MACRO include_footprint_top
  INCBIN \1, 0, 2 * LEN_1BPP_TILE
  println "hello world"
ENDM
  include_footprint_top "gfx/footprints/bulbasaur.1bpp"
  include_footprint_top "gfx/footprints/ivysaur.1bpp"

[Lorenzooone]

This is the anti-segfaults part: ee66031
This alone already fixes them. Both the one found by ax6, and the ones that are in the other switch cases.

(There is also a ++ being converted to a +1, but that's not important)

[Rangi42]

@Lorenzooone Thanks for pointing out the multiple commits. I got rid of the stderr reporting for "comment without newline at EOF", "unterminated string", and "INCLUDE/INCBIN without file path", because none of them are strictly relevant to scan_includes' functionality. I also did some refactoring, reformatting, and added comments, which I hope clarify the parsing logic.

[Lorenzooone]

Looks good to me! You may also want to have special handling for INC(LUDE/BIN) followed by ; before a ", as comments should be treated in a special way. But I don't think it's a realistic case. Just something which may be good for consistency.

[Rangi42]

So, I added back the "not strictly relevant" warning messages along with your new "no file path" one, because I hadn't realized they were already present and want to keep this change minimal.

You may also want to have special handling for INC(LUDE/BIN) followed by ; before a ", as comments should be treated in a special way. But I don't think it's a realistic case. Just something which may be good for consistency.

Should they? Wouldn't this be appropriately covered by the "no file path after INCLUDE" warning?

INCLUDE "foo.asm"
SomeLabel: INCLUDE ; lol "this" is commented
INCLUDE "bar.asm"

[Lorenzooone]

So, I added back the "not strictly relevant" warning messages along with your new "no file path" one, because I hadn't realized they were already present and want to keep this change minimal.

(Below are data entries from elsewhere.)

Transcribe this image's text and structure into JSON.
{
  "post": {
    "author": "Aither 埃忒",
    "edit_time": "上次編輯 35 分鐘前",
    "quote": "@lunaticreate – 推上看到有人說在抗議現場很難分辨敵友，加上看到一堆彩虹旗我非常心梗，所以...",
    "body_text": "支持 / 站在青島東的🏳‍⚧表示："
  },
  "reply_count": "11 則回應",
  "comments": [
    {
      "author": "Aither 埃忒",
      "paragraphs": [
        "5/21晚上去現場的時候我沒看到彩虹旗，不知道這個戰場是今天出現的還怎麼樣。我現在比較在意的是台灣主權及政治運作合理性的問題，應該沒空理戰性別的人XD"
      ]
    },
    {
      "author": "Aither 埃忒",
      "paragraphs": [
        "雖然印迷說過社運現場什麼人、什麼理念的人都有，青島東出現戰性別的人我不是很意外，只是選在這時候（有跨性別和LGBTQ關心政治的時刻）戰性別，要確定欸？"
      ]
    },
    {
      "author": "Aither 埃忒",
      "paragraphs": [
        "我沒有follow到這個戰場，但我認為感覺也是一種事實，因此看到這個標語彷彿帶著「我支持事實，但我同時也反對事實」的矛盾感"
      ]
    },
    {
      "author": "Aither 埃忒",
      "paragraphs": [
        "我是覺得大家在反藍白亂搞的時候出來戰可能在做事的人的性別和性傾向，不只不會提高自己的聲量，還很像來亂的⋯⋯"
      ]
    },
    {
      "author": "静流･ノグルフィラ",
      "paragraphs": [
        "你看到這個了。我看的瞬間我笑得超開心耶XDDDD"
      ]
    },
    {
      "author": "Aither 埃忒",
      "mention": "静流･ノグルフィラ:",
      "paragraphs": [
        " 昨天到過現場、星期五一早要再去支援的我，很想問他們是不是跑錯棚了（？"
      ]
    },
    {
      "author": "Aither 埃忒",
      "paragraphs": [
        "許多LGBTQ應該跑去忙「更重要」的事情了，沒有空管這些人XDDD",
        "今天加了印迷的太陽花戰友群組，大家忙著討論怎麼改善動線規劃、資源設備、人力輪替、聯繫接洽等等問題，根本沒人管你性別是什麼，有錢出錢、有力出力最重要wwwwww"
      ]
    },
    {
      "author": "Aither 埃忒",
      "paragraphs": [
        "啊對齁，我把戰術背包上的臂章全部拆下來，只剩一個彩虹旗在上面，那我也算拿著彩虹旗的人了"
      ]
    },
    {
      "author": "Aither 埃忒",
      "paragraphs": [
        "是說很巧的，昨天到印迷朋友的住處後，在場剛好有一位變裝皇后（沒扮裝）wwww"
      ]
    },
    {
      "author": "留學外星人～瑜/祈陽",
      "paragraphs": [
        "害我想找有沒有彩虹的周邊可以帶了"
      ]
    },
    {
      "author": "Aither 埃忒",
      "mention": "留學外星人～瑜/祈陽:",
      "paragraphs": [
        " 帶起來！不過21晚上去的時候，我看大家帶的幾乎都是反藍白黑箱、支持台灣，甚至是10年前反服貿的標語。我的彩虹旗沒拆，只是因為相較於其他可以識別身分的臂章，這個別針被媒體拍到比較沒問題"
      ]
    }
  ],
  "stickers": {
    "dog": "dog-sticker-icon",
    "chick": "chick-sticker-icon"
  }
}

You may also want to have special handling for INC(LUDE/BIN) followed by ; before a ", as comments should be treated in a special way. But I don't think it's a realistic case. Just something which may be good for consistency.

Should they? Wouldn't this be appropriately covered by the "no file path after INCLUDE" warning?

INCLUDE "foo.asm"
SomeLabel: INCLUDE ; lol "this" is commented
INCLUDE "bar.asm"

Not with the current logic, from what I can see. As the tokenization just looks at the char right after, not at what it instantly finds.

[Rangi42]

Not with the current logic, from what I can see. As the tokenization just looks at the char right after, not at what it instantly finds.

Hmm. Can you give an example input file that you think should have this special handling?